Many pediatricians have been reluctant to prescribe 6-MP on account of potential drug related toxicity including pancreatitis 3%, bone marrow depression 2%, super-infection 7%, and hepatitis 0.3% [52]. Severe side effects are either idiosyncratic or related to generic polymorphism as described above. Although Black and coworkers suggested the notion that pharmacogenetic differences in 6-MP metabolism influence a patient’s risk of drug toxicity [7], TPMT polymorphism accounts for only 25% of all 6-MP-induced side effects [53]. However, genetic polymorphisms may play a role in determining the long-term risk for malignancy.
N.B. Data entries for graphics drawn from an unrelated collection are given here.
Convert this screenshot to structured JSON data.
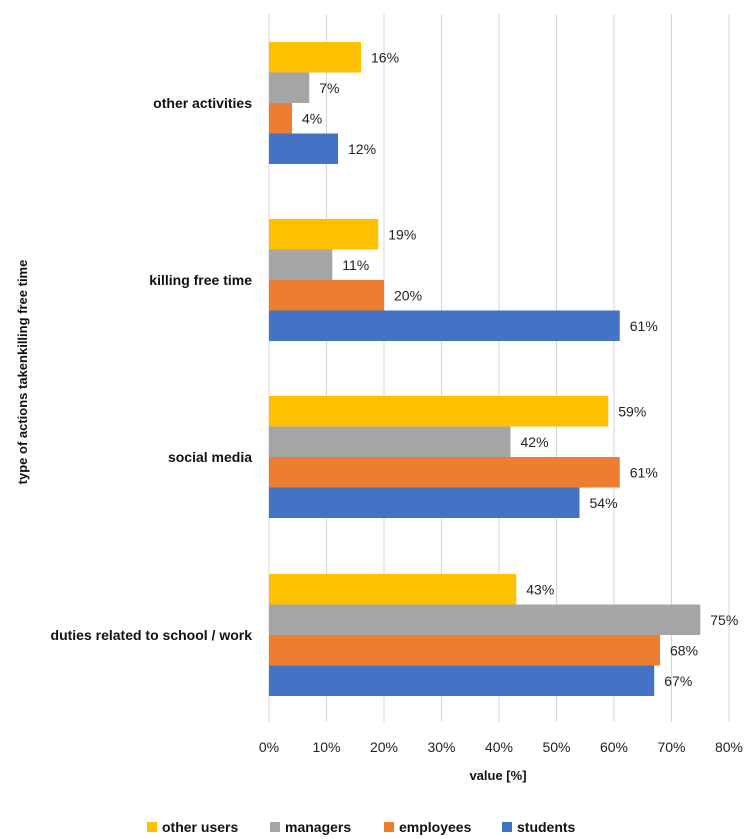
{
  "chart_data": {
    "type": "bar",
    "orientation": "horizontal",
    "categories": [
      "other activities",
      "killing free time",
      "social media",
      "duties related to school / work"
    ],
    "series": [
      {
        "name": "other users",
        "color": "#FFC000",
        "values": [
          16,
          19,
          59,
          43
        ]
      },
      {
        "name": "managers",
        "color": "#A5A5A5",
        "values": [
          7,
          11,
          42,
          75
        ]
      },
      {
        "name": "employees",
        "color": "#ED7D31",
        "values": [
          4,
          20,
          61,
          68
        ]
      },
      {
        "name": "students",
        "color": "#4472C4",
        "values": [
          12,
          61,
          54,
          67
        ]
      }
    ],
    "xticks": [
      "0%",
      "10%",
      "20%",
      "30%",
      "40%",
      "50%",
      "60%",
      "70%",
      "80%"
    ],
    "xlim": [
      0,
      80
    ],
    "xlabel": "value [%]",
    "ylabel": "type of actions takenkilling free time",
    "value_suffix": "%",
    "grid": true,
    "legend_position": "bottom"
  }
}
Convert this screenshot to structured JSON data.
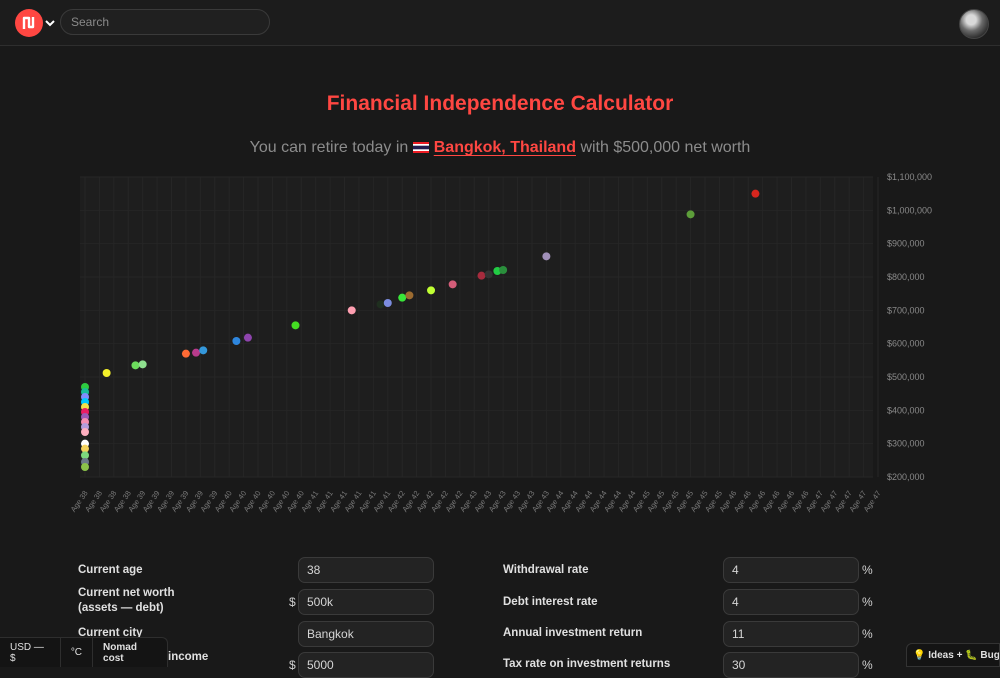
{
  "topbar": {
    "search_placeholder": "Search"
  },
  "header": {
    "title": "Financial Independence Calculator",
    "subtitle_pre": "You can retire today in",
    "subtitle_city": "Bangkok, Thailand",
    "subtitle_post": "with $500,000 net worth"
  },
  "form": {
    "current_age_label": "Current age",
    "current_age_value": "38",
    "net_worth_label_line1": "Current net worth",
    "net_worth_label_line2": "(assets — debt)",
    "net_worth_value": "500k",
    "city_label": "Current city",
    "city_value": "Bangkok",
    "income_label": "income",
    "income_value": "5000",
    "dollar_sign": "$",
    "withdrawal_label": "Withdrawal rate",
    "withdrawal_value": "4",
    "debt_interest_label": "Debt interest rate",
    "debt_interest_value": "4",
    "investment_return_label": "Annual investment return",
    "investment_return_value": "11",
    "tax_rate_label": "Tax rate on investment returns",
    "tax_rate_value": "30",
    "percent_sign": "%"
  },
  "bottom_bar": {
    "currency": "USD — $",
    "temperature": "°C",
    "nomad_cost": "Nomad cost"
  },
  "ideas_bugs": "💡 Ideas + 🐛 Bugs",
  "colors": {
    "accent": "#ff4742",
    "background": "#191919",
    "chart_bg": "#1e1e1e"
  },
  "chart_data": {
    "type": "scatter",
    "xlabel": "",
    "ylabel": "",
    "ylim": [
      200000,
      1100000
    ],
    "y_ticks": [
      "$1,100,000",
      "$1,000,000",
      "$900,000",
      "$800,000",
      "$700,000",
      "$600,000",
      "$500,000",
      "$400,000",
      "$300,000",
      "$200,000"
    ],
    "x_ticks": [
      "Age 38",
      "Age 38",
      "Age 38",
      "Age 38",
      "Age 39",
      "Age 39",
      "Age 39",
      "Age 39",
      "Age 39",
      "Age 39",
      "Age 40",
      "Age 40",
      "Age 40",
      "Age 40",
      "Age 40",
      "Age 40",
      "Age 41",
      "Age 41",
      "Age 41",
      "Age 41",
      "Age 41",
      "Age 41",
      "Age 42",
      "Age 42",
      "Age 42",
      "Age 42",
      "Age 42",
      "Age 43",
      "Age 43",
      "Age 43",
      "Age 43",
      "Age 43",
      "Age 43",
      "Age 44",
      "Age 44",
      "Age 44",
      "Age 44",
      "Age 44",
      "Age 44",
      "Age 45",
      "Age 45",
      "Age 45",
      "Age 45",
      "Age 45",
      "Age 45",
      "Age 46",
      "Age 46",
      "Age 46",
      "Age 46",
      "Age 46",
      "Age 46",
      "Age 47",
      "Age 47",
      "Age 47",
      "Age 47",
      "Age 47"
    ],
    "grid": true,
    "points": [
      {
        "x": 0,
        "y": 470000,
        "color": "#2ecc40"
      },
      {
        "x": 0,
        "y": 455000,
        "color": "#1abc9c"
      },
      {
        "x": 0,
        "y": 440000,
        "color": "#7f8cff"
      },
      {
        "x": 0,
        "y": 425000,
        "color": "#00c8ff"
      },
      {
        "x": 0,
        "y": 410000,
        "color": "#f1e04b"
      },
      {
        "x": 0,
        "y": 395000,
        "color": "#e91e63"
      },
      {
        "x": 0,
        "y": 380000,
        "color": "#9b59b6"
      },
      {
        "x": 0,
        "y": 365000,
        "color": "#f48fb1"
      },
      {
        "x": 0,
        "y": 350000,
        "color": "#b39ddb"
      },
      {
        "x": 0,
        "y": 335000,
        "color": "#ffb0c0"
      },
      {
        "x": 0,
        "y": 300000,
        "color": "#ffffff"
      },
      {
        "x": 0,
        "y": 285000,
        "color": "#f4d35e"
      },
      {
        "x": 0,
        "y": 265000,
        "color": "#7dd87d"
      },
      {
        "x": 0,
        "y": 245000,
        "color": "#6c7a89"
      },
      {
        "x": 0,
        "y": 230000,
        "color": "#8bc34a"
      },
      {
        "x": 1.5,
        "y": 512000,
        "color": "#f4f02a"
      },
      {
        "x": 3.5,
        "y": 535000,
        "color": "#6cdc5c"
      },
      {
        "x": 4,
        "y": 538000,
        "color": "#8ee08e"
      },
      {
        "x": 7,
        "y": 570000,
        "color": "#ff6b35"
      },
      {
        "x": 7.7,
        "y": 573000,
        "color": "#b83b8c"
      },
      {
        "x": 8.2,
        "y": 580000,
        "color": "#3498db"
      },
      {
        "x": 10.5,
        "y": 608000,
        "color": "#2e86de"
      },
      {
        "x": 11.3,
        "y": 618000,
        "color": "#8e44ad"
      },
      {
        "x": 14.6,
        "y": 655000,
        "color": "#44dd22"
      },
      {
        "x": 18.5,
        "y": 700000,
        "color": "#ff9fb1"
      },
      {
        "x": 20.5,
        "y": 718000,
        "color": "#1f2f1f"
      },
      {
        "x": 21,
        "y": 722000,
        "color": "#7b8cde"
      },
      {
        "x": 22,
        "y": 738000,
        "color": "#39e639"
      },
      {
        "x": 22.5,
        "y": 745000,
        "color": "#9c6b30"
      },
      {
        "x": 24,
        "y": 760000,
        "color": "#c0ff33"
      },
      {
        "x": 25.5,
        "y": 778000,
        "color": "#d45d79"
      },
      {
        "x": 27.5,
        "y": 804000,
        "color": "#a62b3d"
      },
      {
        "x": 28,
        "y": 808000,
        "color": "#333333"
      },
      {
        "x": 28.6,
        "y": 818000,
        "color": "#22cc44"
      },
      {
        "x": 29,
        "y": 821000,
        "color": "#2a8f3c"
      },
      {
        "x": 32,
        "y": 862000,
        "color": "#a08fb8"
      },
      {
        "x": 42,
        "y": 988000,
        "color": "#5d9e3a"
      },
      {
        "x": 46.5,
        "y": 1050000,
        "color": "#d7261e"
      }
    ]
  }
}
In several pediatric oncology studies, the risk for secondary malignancies, including acute myeloblastic leukemia and myelodysplasia was higher in those children with low TPMT activity levels with acute lymphocytic leukemia on maintenance 6-MP therapy [54]. Recent studies in IBD have now shown that past exposure to thiopurines also increases the risk of myeloid disorders 7 fold compared to patients with IBD naïve to antimetabolite therapy [8].

Conclusion

6-MP and AZA have proven efficacy in the maintenance of disease remission in children with IBD. The application of pharmacogenomic and metabolite testing in clinical practice has helped to improve the overall clinical response to antimetabolite therapy in children with IBD and reduce the risk of antimetabolite-induced side effects. The careful monitoring of complete blood counts, and erythrocyte 6-TG metabolite levels are indicated in patients with either low (<5) or above average (>12) TPMT levels; relying on either total leukocyte counts or mean corpuscular volume as the sole measure of dosing adequacy should be used with caution [53].